Planarity of the stencil 35 is adjusted by pivoting the stencil about the pivot point 45 such that the stencil and the PCB are coplanar. After adjusting planarity, the stencil 35 is locked in a coplanar position, such as by a clamp such as a set screw 57. Solder is applied to

the PCB 27 through the stencil 35, such as by manually applying the solder with a squeegee.

The stencil 35 is removed from the PCB 27, preferably by being raised by the drive assembly 51.
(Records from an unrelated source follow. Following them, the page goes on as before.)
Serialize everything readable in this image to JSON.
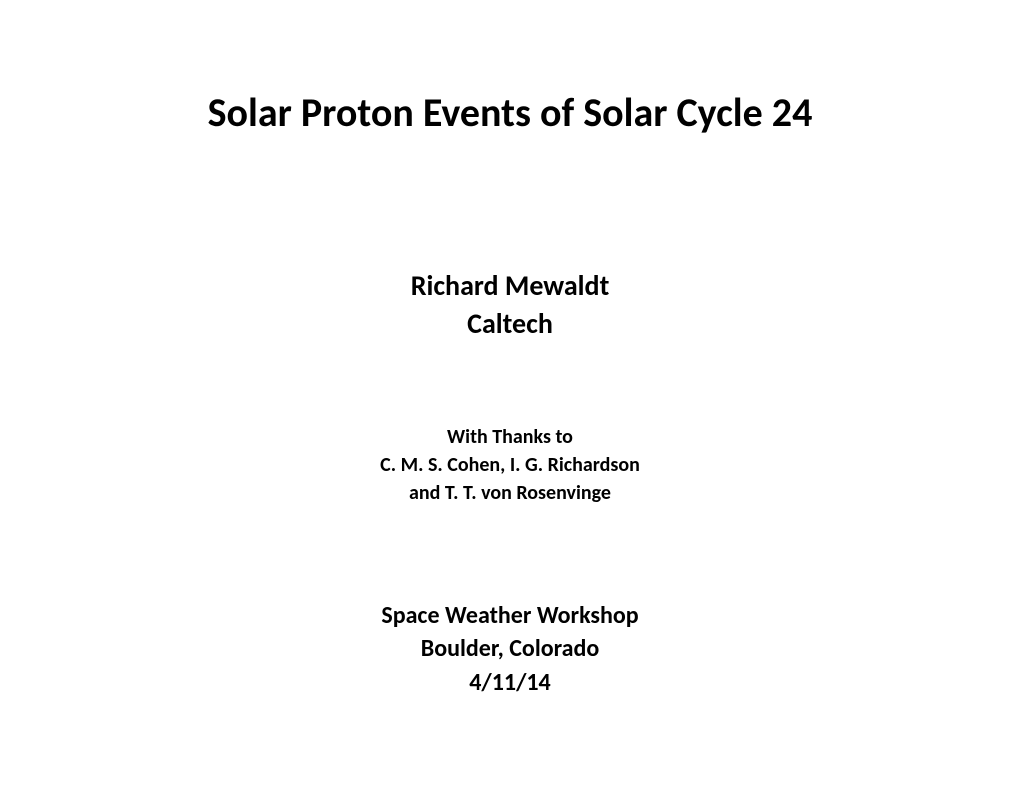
{
  "title": "Solar Proton Events of Solar Cycle 24",
  "author": {
    "name": "Richard Mewaldt",
    "affiliation": "Caltech"
  },
  "thanks": {
    "line1": "With Thanks to",
    "line2": "C. M. S. Cohen, I. G. Richardson",
    "line3": "and T. T. von Rosenvinge"
  },
  "venue": {
    "event": "Space Weather Workshop",
    "location": "Boulder, Colorado",
    "date": "4/11/14"
  },
  "style": {
    "background_color": "#ffffff",
    "text_color": "#000000",
    "title_fontsize": 40,
    "author_fontsize": 28,
    "thanks_fontsize": 20,
    "venue_fontsize": 24,
    "font_family": "Calibri",
    "font_weight": "bold"
  }
}
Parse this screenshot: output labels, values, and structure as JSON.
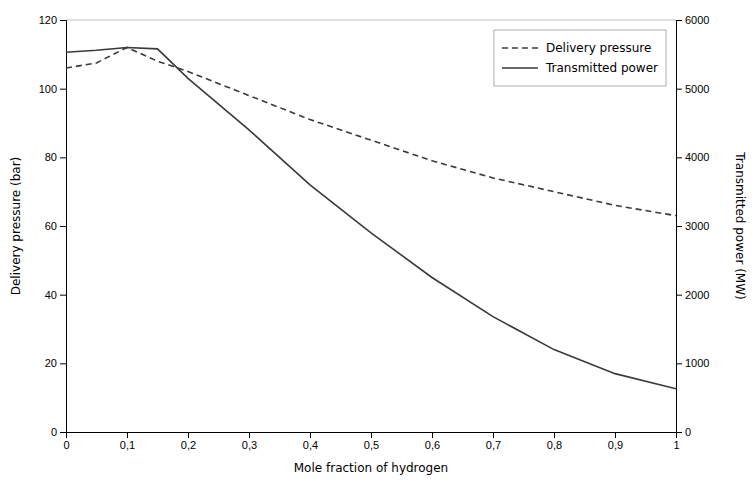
{
  "chart_data": {
    "type": "line",
    "xlabel": "Mole fraction of hydrogen",
    "ylabel": "Delivery pressure (bar)",
    "y2label": "Transmitted power (MW)",
    "x": [
      0,
      0.05,
      0.1,
      0.15,
      0.2,
      0.3,
      0.4,
      0.5,
      0.6,
      0.7,
      0.8,
      0.9,
      1.0
    ],
    "series": [
      {
        "name": "Delivery pressure",
        "color": "#3a3a3a",
        "line_style": "dashed",
        "values": [
          106,
          107.5,
          112,
          108,
          105,
          98,
          91,
          85,
          79,
          74,
          70,
          66,
          63
        ]
      },
      {
        "name": "Transmitted power",
        "color": "#3a3a3a",
        "line_style": "solid",
        "axis": "y2",
        "values": [
          5530,
          5560,
          5600,
          5580,
          5150,
          4400,
          3600,
          2900,
          2250,
          1680,
          1200,
          850,
          630
        ]
      }
    ],
    "xlim": [
      0,
      1.0
    ],
    "xticks": [
      0,
      {
        "value": 0.1,
        "label": "0,1"
      },
      {
        "value": 0.2,
        "label": "0,2"
      },
      {
        "value": 0.3,
        "label": "0,3"
      },
      {
        "value": 0.4,
        "label": "0,4"
      },
      {
        "value": 0.5,
        "label": "0,5"
      },
      {
        "value": 0.6,
        "label": "0,6"
      },
      {
        "value": 0.7,
        "label": "0,7"
      },
      {
        "value": 0.8,
        "label": "0,8"
      },
      {
        "value": 0.9,
        "label": "0,9"
      },
      1
    ],
    "ylim": [
      0,
      120
    ],
    "yticks": [
      0,
      20,
      40,
      60,
      80,
      100,
      120
    ],
    "y2lim": [
      0,
      6000
    ],
    "y2ticks": [
      0,
      1000,
      2000,
      3000,
      4000,
      5000,
      6000
    ],
    "legend": "top-right",
    "grid": false
  }
}
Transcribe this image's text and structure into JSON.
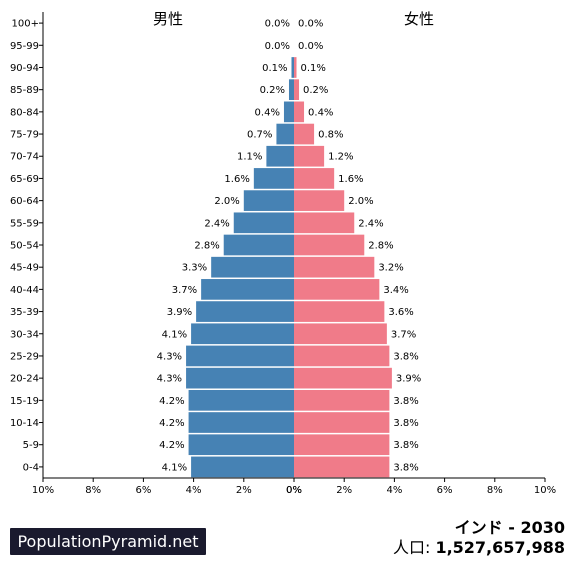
{
  "labels": {
    "male": "男性",
    "female": "女性"
  },
  "brand": "PopulationPyramid.net",
  "country_year": "インド - 2030",
  "population_label": "人口:",
  "population_value": "1,527,657,988",
  "colors": {
    "male": "#4682b4",
    "female": "#f07b89"
  },
  "chart_data": {
    "type": "bar",
    "orientation": "horizontal-pyramid",
    "categories": [
      "0-4",
      "5-9",
      "10-14",
      "15-19",
      "20-24",
      "25-29",
      "30-34",
      "35-39",
      "40-44",
      "45-49",
      "50-54",
      "55-59",
      "60-64",
      "65-69",
      "70-74",
      "75-79",
      "80-84",
      "85-89",
      "90-94",
      "95-99",
      "100+"
    ],
    "series": [
      {
        "name": "男性",
        "values": [
          4.1,
          4.2,
          4.2,
          4.2,
          4.3,
          4.3,
          4.1,
          3.9,
          3.7,
          3.3,
          2.8,
          2.4,
          2.0,
          1.6,
          1.1,
          0.7,
          0.4,
          0.2,
          0.1,
          0.0,
          0.0
        ]
      },
      {
        "name": "女性",
        "values": [
          3.8,
          3.8,
          3.8,
          3.8,
          3.9,
          3.8,
          3.7,
          3.6,
          3.4,
          3.2,
          2.8,
          2.4,
          2.0,
          1.6,
          1.2,
          0.8,
          0.4,
          0.2,
          0.1,
          0.0,
          0.0
        ]
      }
    ],
    "x_ticks": [
      "10%",
      "8%",
      "6%",
      "4%",
      "2%",
      "0%",
      "0%",
      "2%",
      "4%",
      "6%",
      "8%",
      "10%"
    ],
    "xlim": [
      0,
      10
    ]
  }
}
It is, of course, possible to embody the invention in specific forms other than those described above without departing from the spirit of the present invention. The embodiments shown are merely illustrative and should not be considered restrictive in any way. The scope of the present invention is given in the appended claims, rather than the preceding description, and all variations and equivalents which fall within the range of the claims are intended to be embraced therein.